Is this tea stale?
If you drink coffee, you can probably tell when your sips are stale. With tea, it might be harder. If you are new to tea, just deciphering what you are drinking is a challenge. Maybe the tea tastes too astringent. Is it passed is prime? Or earthy. Or it looks too dark in the cup. Readers, you might be drinking a newly harvested green tea that puckers in the mouth, a well formed pu’erh that perhaps has been aged for decades or a dark oolong that is just right.
For tea mavens, Roy Fong, owner of the legendary Imperial Tea Court in San Francisco’s Ferry building, cautions buyers to be aware of hype:”If a vendor is selling a ‘newly harvested’ green tea in December, that’s a red flag,” he warns. “With few exceptions in perpetually warm climates, green teas from regions like China and Japan are almost always produced in the spring.

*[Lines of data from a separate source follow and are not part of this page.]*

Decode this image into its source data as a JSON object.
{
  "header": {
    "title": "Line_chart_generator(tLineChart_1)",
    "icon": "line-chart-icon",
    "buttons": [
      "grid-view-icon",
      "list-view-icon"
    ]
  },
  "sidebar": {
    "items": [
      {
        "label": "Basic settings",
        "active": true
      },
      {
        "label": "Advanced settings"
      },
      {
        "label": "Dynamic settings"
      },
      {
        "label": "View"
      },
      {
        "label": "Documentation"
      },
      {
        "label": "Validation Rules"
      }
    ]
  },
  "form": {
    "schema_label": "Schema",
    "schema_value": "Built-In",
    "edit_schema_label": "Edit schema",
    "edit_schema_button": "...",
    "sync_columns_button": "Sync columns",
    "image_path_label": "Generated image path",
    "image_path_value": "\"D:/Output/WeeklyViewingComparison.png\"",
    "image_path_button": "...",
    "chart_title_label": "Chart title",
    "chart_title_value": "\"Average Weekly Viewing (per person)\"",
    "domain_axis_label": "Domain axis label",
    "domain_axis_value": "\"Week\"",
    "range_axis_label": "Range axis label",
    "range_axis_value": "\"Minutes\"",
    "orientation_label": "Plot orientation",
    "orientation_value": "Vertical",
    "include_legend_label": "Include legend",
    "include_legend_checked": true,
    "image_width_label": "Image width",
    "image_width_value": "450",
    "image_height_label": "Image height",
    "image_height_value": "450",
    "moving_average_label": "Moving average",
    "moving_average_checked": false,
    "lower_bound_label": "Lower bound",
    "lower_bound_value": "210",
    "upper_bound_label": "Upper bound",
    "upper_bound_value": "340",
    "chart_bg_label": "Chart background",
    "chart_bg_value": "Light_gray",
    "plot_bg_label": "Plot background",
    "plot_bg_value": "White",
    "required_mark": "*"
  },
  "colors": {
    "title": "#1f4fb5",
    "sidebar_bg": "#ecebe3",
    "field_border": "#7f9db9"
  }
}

A late-winter harvested green tea from those regions is highly unlikely.”
Tea- camellia sinensis – does not like light, heat, moisture, and air,” says Phil Parda owner of iconic DrinkGreatTea.com in Madison, Connecticut. Parda, who also gives online educational tea classes and travels widely to source his teas, carefully curates his wares. “Some teas, like Pu’erh and dark oolongs, can age nicely and are not negatively affected by heat and har; however, I like keeping them in a dark environment.”
In addition to season and location, Roy Fong, who is also the founder of the popular SF Tea Festival, gives more list of buyer tips:
Look, feel, color and taste: “Stale tea looks less vibrant,” he says. “Green tea, in particular, will often take on a dull , yellow tone.”
Texture: “The leaves are also softer and more brittle. ”
Buyers should also take into account, the all-important aroma. “Taking a handful of leaves and breathing in deeply will usually reveal a distinct staleness. ” And finally, Fong adds the major criterion: Taste. “Cupping the tea will tell the story – stale teas will taste, stale.”